I find idea pretty interesting, so I tried it out in python.

from bs4 import BeautifulSoup

# Specify the path to your HTML file
html_file_path = 'path/to/your/file.html'

here you could write another script to read all .html files in a folder and execute against that instead.

# Read the contents of the HTML file
with open(html_file_path, 'r') as file:
    html = file.read()

# Find all the tables in the HTML
tables = soup.find_all('table')

# Iterate over the tables
for table in tables:
    # Find the table's ID attribute
    table_id = table.get('id')

    # Extract the table headers
    headers = [th.get_text() for th in table.find('thead').find_all('th')]

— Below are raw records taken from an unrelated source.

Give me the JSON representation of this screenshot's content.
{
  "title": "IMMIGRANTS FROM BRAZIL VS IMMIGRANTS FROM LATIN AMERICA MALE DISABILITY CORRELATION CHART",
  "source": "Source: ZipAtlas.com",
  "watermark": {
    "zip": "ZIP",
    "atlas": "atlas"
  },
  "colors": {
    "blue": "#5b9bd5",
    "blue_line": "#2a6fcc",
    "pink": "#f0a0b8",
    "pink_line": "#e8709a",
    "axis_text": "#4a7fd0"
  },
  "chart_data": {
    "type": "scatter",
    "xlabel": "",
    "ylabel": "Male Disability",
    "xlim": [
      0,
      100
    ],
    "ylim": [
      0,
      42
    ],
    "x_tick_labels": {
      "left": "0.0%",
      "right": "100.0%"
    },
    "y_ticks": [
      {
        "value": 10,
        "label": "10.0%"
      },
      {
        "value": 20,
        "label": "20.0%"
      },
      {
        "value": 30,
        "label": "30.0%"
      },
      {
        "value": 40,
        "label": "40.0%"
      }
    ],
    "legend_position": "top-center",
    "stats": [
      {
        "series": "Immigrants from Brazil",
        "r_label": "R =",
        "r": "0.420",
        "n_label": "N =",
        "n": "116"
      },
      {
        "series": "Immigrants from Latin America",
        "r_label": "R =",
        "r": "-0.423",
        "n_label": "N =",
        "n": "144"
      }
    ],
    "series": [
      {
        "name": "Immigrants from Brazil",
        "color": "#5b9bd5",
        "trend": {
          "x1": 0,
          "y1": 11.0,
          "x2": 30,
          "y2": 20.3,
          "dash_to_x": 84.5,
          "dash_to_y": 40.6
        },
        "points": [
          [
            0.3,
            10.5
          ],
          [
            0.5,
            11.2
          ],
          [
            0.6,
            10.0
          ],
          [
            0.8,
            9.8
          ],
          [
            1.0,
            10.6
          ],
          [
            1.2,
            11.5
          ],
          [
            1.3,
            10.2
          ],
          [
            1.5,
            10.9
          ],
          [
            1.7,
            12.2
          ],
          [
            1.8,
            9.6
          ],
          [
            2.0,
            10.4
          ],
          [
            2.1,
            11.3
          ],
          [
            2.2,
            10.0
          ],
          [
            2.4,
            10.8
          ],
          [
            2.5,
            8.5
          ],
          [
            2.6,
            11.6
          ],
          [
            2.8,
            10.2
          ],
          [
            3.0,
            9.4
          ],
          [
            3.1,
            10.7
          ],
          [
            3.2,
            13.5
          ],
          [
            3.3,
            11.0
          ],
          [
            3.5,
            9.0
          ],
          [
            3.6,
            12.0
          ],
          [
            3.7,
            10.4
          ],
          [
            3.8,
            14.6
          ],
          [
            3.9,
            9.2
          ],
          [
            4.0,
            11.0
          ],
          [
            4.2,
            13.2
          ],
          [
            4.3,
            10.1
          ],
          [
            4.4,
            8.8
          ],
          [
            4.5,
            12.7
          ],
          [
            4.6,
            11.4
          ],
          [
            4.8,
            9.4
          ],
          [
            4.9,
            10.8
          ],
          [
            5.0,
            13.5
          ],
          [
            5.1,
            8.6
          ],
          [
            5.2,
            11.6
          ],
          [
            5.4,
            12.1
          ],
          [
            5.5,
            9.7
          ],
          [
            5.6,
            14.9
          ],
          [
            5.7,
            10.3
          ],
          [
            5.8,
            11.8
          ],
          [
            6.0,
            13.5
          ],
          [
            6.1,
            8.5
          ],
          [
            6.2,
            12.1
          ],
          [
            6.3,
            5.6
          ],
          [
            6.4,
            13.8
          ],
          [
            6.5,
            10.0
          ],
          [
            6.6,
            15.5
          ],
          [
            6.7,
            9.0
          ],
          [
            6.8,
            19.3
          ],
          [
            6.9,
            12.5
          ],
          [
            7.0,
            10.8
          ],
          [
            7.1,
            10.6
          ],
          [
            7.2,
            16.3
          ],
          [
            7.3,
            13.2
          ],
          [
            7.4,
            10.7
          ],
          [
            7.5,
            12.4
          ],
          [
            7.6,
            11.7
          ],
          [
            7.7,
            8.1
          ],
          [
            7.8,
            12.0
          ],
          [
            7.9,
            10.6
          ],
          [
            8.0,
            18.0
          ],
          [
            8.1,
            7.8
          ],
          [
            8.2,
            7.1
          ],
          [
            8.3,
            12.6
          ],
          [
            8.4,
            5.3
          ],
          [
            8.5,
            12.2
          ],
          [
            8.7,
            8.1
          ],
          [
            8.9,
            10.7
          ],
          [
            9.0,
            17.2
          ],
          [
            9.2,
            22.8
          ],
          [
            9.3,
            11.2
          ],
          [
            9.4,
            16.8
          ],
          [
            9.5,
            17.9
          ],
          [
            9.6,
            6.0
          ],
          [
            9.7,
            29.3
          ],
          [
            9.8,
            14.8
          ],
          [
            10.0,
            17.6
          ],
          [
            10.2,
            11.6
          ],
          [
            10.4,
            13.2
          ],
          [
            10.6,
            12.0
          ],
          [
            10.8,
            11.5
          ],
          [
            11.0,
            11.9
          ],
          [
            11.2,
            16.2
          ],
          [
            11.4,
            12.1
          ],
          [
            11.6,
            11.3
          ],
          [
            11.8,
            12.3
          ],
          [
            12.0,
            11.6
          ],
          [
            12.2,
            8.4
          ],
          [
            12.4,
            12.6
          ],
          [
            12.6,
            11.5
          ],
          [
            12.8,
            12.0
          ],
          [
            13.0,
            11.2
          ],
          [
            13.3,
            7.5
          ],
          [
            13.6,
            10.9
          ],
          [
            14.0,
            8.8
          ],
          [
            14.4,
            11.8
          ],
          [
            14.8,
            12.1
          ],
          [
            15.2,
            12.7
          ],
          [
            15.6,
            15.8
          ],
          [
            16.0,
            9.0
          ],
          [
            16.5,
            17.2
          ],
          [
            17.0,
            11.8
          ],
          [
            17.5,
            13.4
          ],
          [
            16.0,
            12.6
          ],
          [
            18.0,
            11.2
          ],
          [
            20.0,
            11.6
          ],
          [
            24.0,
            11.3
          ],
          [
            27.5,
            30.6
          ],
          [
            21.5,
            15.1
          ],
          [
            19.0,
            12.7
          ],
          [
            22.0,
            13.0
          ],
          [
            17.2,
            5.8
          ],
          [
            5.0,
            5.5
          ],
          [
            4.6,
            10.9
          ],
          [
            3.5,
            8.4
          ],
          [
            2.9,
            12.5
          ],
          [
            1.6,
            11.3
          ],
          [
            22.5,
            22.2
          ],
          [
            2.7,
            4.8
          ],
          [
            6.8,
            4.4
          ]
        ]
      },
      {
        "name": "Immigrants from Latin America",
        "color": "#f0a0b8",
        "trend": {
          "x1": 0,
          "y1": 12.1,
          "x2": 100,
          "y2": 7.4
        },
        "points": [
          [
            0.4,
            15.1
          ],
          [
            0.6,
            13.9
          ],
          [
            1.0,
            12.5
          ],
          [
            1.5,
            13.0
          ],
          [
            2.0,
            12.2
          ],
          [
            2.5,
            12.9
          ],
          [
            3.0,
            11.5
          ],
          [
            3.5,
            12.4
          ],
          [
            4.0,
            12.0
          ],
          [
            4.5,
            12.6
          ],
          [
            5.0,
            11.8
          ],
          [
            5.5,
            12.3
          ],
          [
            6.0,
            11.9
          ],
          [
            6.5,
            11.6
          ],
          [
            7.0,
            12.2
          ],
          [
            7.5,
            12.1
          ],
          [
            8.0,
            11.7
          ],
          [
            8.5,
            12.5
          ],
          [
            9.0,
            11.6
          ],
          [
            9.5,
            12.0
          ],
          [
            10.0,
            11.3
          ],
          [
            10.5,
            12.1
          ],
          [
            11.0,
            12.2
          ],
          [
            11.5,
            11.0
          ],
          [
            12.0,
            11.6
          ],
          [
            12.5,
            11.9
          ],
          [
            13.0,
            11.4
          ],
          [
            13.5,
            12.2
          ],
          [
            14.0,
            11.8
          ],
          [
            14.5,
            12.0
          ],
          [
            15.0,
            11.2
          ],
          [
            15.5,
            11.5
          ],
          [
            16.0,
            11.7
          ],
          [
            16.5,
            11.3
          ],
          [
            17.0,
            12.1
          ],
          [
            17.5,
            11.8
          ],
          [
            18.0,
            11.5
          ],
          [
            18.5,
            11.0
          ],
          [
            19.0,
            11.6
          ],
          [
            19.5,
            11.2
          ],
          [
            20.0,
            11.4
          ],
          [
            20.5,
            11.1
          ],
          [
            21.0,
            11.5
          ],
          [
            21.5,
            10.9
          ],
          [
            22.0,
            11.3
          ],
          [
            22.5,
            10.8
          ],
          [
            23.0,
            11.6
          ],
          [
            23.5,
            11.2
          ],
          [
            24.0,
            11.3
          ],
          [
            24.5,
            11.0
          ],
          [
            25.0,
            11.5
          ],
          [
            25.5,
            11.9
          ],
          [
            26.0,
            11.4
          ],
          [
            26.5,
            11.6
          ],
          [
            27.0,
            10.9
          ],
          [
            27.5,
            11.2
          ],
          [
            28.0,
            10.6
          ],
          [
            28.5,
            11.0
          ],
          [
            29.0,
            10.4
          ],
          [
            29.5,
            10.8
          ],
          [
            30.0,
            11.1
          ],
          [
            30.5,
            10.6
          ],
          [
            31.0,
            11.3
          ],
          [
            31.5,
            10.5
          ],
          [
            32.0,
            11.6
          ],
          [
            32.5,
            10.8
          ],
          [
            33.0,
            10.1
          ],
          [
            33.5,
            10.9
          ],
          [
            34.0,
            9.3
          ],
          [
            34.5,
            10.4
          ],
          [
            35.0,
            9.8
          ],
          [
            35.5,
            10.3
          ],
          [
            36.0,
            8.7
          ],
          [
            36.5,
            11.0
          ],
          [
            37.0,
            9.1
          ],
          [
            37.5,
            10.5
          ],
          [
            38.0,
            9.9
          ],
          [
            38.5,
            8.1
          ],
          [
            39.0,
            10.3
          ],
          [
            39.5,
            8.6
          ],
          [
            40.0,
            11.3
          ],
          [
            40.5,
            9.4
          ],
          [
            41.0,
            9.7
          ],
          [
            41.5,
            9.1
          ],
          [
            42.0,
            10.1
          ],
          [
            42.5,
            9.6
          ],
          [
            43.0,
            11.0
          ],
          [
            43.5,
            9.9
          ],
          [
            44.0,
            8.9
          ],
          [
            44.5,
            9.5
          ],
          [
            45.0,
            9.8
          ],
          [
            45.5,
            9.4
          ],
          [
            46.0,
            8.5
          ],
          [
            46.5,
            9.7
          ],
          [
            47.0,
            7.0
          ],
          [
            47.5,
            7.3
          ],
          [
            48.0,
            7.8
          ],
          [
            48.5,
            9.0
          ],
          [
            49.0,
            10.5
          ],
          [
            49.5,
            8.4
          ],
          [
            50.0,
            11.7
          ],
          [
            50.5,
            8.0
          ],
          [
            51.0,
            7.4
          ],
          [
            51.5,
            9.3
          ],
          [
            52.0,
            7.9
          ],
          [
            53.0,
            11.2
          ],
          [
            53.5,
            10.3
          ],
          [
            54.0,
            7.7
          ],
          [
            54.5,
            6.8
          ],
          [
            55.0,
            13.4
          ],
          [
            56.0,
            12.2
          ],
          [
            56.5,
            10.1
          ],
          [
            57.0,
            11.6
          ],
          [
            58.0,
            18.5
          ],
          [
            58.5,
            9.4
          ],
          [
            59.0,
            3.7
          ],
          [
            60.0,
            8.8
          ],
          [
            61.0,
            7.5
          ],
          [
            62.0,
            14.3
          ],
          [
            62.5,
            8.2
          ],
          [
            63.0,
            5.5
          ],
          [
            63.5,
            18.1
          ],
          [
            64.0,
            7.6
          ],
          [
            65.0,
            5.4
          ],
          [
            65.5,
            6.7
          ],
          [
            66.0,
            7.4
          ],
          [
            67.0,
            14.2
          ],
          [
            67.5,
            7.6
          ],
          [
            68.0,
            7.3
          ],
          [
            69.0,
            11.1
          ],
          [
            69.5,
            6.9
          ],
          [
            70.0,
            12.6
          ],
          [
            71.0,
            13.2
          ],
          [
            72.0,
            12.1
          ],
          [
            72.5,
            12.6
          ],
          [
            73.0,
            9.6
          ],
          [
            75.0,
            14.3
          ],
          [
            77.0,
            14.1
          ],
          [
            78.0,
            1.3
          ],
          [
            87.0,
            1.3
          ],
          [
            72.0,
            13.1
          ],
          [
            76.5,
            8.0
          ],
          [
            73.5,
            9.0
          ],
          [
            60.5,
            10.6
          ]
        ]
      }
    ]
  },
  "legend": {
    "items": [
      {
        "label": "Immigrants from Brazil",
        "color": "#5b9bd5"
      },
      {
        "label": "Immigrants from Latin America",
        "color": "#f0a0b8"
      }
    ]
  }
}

    # Create a dictionary to store the table data
    table_data = {}

    # Iterate over the table rows
    for row in table.find('tbody').find_all('tr'):
        # Extract the row cells
        cells = row.find_all('td')

        # Extract the cell values
        values = [cell.get_text().strip() for cell in cells]

        # Store the values with their corresponding headers in the dictionary
        for header, value in zip(headers, values):
            if header not in table_data:
                table_data[header] = []
            table_data[header].append(value)

    # Generate the PostgreSQL table script
    create_table_script = f"CREATE TABLE {table_id} (\n"
    for header, values in table_data.items():
        # Handle column names with spaces or special characters
        column_name = header.lower().replace(' ', '_').replace('.', '_')

        # Combine the column values into a comma-separated string
        column_values = ', '.join([f"'{value}'" if isinstance(value, str) else str(value) for value in values])

        # Append the column definition to the script
        create_table_script += f"    {column_name} {column_values},\n"

    create_table_script = create_table_script.rstrip(',\n') + "\n);\n"

    # Print the table script
    print(create_table_script)

The result of the above is probably not going to be exactly what you want, but it gets you started.